Monday, November 28, 2005

Ahhh... the Taj

Went with Sharon for one night to Agra... and yes, the Taj Mahal certainly lived up to it's hype. Enjoyed it even though I was sick and feverish... Everyone should know the endearing story of the Taj. The inside of the Taj is the most beautiful part, the obscenely intricate marble gate surrounding the tombs, that of the 22 years of building the Taj, itself I think took 10 years... but pictures are not allowed to be taken inside.

Took a Friday night train down there from Delhi. Got up early on Saturday and was at the Taj by 6am, to see it in the morning light. Then went to a couple other places, including "Baby Taj" and the Red Fort, learned a bunch about Mughal history from a great tour guide we were with all day. I've decided to name my first born Akbar.

The Taj is amazing... my father drew an analogy with the Grand Canyon - you've got to see it to believe it, type thing.

We stayed in a gorgeous hotel called the Taj View Hotel that lived up to its name.

View from Taj View Hotel room

Mosque on side of Taj

Reflection in Pool

I swear I'm the first person to ever come up with this idea for a shot...
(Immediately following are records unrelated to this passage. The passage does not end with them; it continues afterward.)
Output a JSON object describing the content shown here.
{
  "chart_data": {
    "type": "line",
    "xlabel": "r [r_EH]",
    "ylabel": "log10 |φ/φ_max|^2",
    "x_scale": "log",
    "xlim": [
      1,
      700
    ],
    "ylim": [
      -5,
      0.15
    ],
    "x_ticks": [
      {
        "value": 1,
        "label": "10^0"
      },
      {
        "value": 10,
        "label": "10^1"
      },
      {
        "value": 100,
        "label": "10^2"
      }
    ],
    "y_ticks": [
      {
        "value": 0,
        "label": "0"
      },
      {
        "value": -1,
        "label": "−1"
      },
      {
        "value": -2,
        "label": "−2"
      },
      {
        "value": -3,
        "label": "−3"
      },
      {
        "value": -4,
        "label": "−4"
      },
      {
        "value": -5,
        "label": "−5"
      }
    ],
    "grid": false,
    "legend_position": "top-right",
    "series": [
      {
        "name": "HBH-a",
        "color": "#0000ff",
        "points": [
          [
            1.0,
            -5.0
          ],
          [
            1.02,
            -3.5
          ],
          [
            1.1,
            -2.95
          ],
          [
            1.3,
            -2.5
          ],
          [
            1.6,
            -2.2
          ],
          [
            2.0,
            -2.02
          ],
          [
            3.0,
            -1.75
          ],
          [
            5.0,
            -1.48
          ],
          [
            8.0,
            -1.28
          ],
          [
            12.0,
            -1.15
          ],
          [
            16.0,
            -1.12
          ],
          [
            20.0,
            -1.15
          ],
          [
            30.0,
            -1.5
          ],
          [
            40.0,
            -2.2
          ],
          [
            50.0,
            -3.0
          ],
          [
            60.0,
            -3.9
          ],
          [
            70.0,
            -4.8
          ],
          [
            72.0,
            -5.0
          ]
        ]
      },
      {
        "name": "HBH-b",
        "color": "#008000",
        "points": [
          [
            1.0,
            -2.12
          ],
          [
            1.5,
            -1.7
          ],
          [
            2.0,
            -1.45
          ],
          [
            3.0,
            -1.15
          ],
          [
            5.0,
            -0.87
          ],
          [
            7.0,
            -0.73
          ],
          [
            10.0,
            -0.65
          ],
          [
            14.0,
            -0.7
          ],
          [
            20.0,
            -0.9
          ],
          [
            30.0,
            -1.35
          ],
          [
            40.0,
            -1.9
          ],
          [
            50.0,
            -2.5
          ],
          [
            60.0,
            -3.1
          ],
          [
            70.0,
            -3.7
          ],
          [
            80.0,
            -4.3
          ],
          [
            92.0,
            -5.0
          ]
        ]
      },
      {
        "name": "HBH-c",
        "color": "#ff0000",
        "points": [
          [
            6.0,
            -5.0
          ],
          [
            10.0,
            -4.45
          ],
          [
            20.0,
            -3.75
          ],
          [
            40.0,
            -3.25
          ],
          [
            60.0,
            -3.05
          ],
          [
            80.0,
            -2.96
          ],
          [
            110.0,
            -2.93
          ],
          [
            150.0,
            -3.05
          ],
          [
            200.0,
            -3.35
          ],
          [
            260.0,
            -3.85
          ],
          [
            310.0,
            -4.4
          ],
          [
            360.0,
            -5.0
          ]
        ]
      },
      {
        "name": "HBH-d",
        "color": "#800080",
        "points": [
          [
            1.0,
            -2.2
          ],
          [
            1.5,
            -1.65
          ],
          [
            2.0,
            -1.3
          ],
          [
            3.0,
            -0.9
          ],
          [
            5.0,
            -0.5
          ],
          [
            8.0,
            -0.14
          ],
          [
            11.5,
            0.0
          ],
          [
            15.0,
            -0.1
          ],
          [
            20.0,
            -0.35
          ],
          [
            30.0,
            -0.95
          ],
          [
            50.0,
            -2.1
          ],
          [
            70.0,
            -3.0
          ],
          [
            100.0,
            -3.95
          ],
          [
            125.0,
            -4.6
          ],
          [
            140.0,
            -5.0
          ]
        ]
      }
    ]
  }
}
View from the Taj back towards the entrance

No powered vehicles are allowed anywhere near the Taj (I think to avoid sut from discoloring the marble). So the lawns are cut by ox-pulled mowers.

Lawnmower

You often feel like a movie star when you go to places like this. Strangers always want to take pictures with you... interesting...

Friendly folk

Backside of Taj from across the River Yamuna

Baby Taj

Apparantly the decendents or the original artisans who worked on the intricate marble and semi-precious stone work have continued this tradition, and the Indian government subsidizes their work to make sure they sure they stay in business. We got to see some of these "orginal descendants" doing what they do.

Of course like everything else in world it turned into a marketing scheme to encourage you to buy $6000 marble tables and chess boards...

Marble and Semi-Precious Stong Artisans

The Agra Red Fort

At the Red Fort we got to go into this secret chamber (apparently forbidden to the public until you bribe the guard) with lots of tiny mirrors all over the wall and ceilings. The King would have his mistresses dance with candles in their hands in this room. We were actually lucky enough to have a re-enactment of this mistress dancing act by one of these ... ummm "unisex" guards (claiming himself to be neither man nor woman) only too happy to frolic and prance around in the dark holding candles!